Although the National Human Rights Commission (NHRC) of Thailand has not yet posted the details of its new subcommittees on specific issues to its website, the Asian Human Rights Commission (AHRC) has obtained details of their current membership.
Among the subcommittees, the one on administration of justice is of special importance, as it deals with police abuses, which are rampant in Thailand and on which the AHRC has reported for some years. The former commissioner who held the post as the chairman of that subcommittee was active in his efforts to promote and protect human rights in accordance with the commission’s mandate during a period of intense difficulty both for the commission and for Thailand.
However, the new commission’s mandate appears to be aimed at protecting the perpetrators of abuses rather than the victims. Accordingly, a former assistant commissioner general of the Royal Thai Police, Police General Vanchai Srinuwalnad, has been placed in charge of this subcommittee, on the ironic basis that he is the one among the commissioners who knows the most about the subcommittee’s affairs.
Unsurprisingly, the police general-cum-human rights defender has appointed other people to the subcommittee who know much about the topic by virtue of similar backgrounds. They include two more policemen, Police Major General Boonlert Nanthawisit and Police Captain Yotrangsan Ekphapant, and from the army, General Surin Phikulthong. Altogether, out of 18 posts on the subcommittee, around half have been filled by or are designated for government officials and commission staff. So far only one member of the committee is a woman.
Not only does the NHRC of Thailand apparently not find it strange that a police officer should be put in charge of monitoring and reporting on police abuses, but also it is equally unperturbed that he should in turn set up a subcommittee consisting of other police and state officials. Although this bizarre composition does not appear to be problematic for the NHRC, it again makes a mockery of international standards, the Paris Principles on National Human Rights Institutions, under which the commission is supposed to be independent and pluralistic.

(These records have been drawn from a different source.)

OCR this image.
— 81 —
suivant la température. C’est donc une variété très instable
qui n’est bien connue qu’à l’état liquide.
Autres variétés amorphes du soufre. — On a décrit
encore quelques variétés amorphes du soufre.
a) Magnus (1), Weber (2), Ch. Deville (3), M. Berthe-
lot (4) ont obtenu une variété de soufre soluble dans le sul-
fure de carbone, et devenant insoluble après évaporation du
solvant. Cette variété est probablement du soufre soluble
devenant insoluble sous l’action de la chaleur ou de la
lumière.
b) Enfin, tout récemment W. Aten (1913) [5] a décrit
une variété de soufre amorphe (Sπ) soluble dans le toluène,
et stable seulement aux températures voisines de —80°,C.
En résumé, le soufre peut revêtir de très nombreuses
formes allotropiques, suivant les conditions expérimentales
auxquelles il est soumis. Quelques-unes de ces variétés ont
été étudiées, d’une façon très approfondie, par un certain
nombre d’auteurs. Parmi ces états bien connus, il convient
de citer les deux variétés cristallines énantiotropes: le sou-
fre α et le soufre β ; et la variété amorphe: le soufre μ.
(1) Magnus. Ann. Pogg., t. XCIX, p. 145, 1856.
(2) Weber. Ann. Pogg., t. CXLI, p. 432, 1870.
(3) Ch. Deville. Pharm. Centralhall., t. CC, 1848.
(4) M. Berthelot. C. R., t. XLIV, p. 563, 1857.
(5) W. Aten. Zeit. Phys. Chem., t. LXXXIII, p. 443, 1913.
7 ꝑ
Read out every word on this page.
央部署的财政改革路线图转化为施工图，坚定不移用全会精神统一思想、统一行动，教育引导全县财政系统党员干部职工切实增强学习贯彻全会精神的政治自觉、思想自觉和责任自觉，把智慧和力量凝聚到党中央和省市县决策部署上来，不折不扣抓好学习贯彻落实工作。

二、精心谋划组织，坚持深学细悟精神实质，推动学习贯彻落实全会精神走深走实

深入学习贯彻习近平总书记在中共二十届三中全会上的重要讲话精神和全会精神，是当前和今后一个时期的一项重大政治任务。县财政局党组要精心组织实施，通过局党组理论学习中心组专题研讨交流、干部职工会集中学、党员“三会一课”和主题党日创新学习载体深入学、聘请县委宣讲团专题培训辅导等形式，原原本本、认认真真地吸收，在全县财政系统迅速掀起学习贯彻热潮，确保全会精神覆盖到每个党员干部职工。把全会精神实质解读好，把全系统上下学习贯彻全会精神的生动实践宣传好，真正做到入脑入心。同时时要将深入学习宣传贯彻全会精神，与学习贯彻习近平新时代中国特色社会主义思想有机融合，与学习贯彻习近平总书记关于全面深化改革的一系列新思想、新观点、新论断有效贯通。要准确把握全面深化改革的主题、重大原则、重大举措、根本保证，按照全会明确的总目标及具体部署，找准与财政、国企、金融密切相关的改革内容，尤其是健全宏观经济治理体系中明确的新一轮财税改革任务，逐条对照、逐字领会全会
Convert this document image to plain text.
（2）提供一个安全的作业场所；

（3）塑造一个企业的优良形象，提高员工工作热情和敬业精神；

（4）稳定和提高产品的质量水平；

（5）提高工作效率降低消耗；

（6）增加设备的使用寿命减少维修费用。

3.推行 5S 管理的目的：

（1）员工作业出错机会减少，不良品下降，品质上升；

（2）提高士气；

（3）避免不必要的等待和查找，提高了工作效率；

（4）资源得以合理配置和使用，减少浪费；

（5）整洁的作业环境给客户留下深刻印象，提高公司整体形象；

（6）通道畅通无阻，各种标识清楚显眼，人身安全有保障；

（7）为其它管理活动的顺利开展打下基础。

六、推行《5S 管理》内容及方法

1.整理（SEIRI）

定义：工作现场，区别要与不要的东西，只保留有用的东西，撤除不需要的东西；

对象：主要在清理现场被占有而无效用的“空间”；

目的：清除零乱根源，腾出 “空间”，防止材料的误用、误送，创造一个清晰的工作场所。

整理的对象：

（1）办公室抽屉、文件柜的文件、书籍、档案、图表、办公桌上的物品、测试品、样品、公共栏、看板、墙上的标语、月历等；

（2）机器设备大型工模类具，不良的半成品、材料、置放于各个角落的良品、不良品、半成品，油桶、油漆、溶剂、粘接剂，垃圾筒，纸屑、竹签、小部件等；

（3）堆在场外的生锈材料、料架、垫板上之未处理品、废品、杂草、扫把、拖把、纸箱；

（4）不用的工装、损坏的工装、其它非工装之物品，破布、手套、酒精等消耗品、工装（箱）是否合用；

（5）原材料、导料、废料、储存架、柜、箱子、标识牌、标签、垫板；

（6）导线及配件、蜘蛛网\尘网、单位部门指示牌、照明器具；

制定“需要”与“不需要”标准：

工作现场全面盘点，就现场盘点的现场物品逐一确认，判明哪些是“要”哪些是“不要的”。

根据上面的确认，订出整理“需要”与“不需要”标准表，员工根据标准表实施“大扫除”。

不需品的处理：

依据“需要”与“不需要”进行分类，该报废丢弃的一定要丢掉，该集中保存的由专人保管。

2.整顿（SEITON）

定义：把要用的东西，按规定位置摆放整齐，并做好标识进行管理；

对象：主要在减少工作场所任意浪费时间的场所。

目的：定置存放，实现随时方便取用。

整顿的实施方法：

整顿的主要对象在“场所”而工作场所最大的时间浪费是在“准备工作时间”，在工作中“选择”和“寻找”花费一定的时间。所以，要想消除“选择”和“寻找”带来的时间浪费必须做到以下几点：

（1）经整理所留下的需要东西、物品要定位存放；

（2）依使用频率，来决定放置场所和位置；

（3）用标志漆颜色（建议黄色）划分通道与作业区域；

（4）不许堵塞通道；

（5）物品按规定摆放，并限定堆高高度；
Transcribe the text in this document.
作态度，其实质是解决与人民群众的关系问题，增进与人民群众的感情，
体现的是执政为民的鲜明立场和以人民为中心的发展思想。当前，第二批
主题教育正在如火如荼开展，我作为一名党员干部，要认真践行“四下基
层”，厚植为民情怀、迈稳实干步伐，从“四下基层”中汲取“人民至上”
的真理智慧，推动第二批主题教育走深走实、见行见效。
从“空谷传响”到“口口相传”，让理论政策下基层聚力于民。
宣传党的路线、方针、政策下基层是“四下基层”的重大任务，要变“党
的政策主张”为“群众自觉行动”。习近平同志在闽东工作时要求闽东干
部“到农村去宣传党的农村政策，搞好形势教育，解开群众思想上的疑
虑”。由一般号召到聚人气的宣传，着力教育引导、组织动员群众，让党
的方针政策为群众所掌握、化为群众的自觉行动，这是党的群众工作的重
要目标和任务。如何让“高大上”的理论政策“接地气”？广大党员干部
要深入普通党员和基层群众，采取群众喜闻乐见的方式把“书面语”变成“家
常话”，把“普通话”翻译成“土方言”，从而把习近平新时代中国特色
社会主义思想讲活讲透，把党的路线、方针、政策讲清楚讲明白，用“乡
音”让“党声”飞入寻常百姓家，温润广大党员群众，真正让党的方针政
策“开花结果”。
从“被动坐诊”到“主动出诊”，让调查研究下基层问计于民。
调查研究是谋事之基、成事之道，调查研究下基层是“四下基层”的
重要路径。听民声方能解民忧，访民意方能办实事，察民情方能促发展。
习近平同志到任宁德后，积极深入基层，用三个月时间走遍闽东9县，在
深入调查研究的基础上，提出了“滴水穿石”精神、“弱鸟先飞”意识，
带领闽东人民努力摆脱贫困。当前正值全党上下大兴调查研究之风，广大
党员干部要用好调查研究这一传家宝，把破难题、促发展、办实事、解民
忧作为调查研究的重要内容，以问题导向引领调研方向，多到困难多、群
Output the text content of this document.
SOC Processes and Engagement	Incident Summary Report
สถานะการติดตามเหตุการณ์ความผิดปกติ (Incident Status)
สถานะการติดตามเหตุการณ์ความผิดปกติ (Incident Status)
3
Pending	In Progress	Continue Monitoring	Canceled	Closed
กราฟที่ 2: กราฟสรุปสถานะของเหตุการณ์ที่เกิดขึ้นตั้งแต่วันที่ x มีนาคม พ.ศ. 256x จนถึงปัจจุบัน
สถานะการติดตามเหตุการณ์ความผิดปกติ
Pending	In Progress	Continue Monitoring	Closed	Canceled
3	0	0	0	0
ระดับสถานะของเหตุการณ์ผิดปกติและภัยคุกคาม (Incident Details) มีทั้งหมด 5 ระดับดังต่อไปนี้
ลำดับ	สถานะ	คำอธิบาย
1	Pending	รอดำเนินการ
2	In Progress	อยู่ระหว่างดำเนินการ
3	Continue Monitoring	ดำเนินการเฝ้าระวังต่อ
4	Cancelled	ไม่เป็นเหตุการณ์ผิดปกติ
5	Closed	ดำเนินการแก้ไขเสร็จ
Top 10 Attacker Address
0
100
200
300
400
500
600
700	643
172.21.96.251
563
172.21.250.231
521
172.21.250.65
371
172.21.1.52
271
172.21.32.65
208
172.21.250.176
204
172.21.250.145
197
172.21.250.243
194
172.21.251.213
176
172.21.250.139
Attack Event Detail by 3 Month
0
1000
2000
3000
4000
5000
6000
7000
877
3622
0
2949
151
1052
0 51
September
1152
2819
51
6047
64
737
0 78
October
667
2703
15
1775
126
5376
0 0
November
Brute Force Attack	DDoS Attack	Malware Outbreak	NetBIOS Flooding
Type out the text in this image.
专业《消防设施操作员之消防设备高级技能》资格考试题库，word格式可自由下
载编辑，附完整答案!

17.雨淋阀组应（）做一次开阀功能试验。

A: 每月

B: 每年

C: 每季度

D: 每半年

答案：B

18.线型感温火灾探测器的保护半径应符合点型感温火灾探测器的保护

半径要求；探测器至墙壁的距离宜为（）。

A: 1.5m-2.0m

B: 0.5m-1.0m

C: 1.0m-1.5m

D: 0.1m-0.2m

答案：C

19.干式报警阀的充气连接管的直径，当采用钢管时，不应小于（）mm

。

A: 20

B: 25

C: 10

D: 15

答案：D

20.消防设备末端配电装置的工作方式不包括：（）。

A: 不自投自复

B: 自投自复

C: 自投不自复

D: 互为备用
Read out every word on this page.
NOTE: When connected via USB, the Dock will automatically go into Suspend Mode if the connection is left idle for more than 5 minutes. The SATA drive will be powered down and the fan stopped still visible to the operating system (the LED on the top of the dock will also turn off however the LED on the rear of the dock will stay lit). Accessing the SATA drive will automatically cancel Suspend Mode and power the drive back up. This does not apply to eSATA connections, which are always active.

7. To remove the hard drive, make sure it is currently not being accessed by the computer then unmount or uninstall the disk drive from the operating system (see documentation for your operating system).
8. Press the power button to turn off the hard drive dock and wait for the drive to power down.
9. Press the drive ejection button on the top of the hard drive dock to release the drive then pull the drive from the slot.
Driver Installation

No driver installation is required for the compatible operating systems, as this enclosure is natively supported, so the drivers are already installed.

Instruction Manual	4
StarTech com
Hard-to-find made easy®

The Asian Human Rights Commission reiterates its earlier call for the NHRC, Thailand to have its status as an institution in compliance with the Paris Principles downgraded and its rights to participate in international forums revoked. It also asks all international partners and interlocutors of the commission to seriously review their relationships with an agency in which the subcommittee responsible for dealing with police abuses is itself being managed by and comprised of policemen.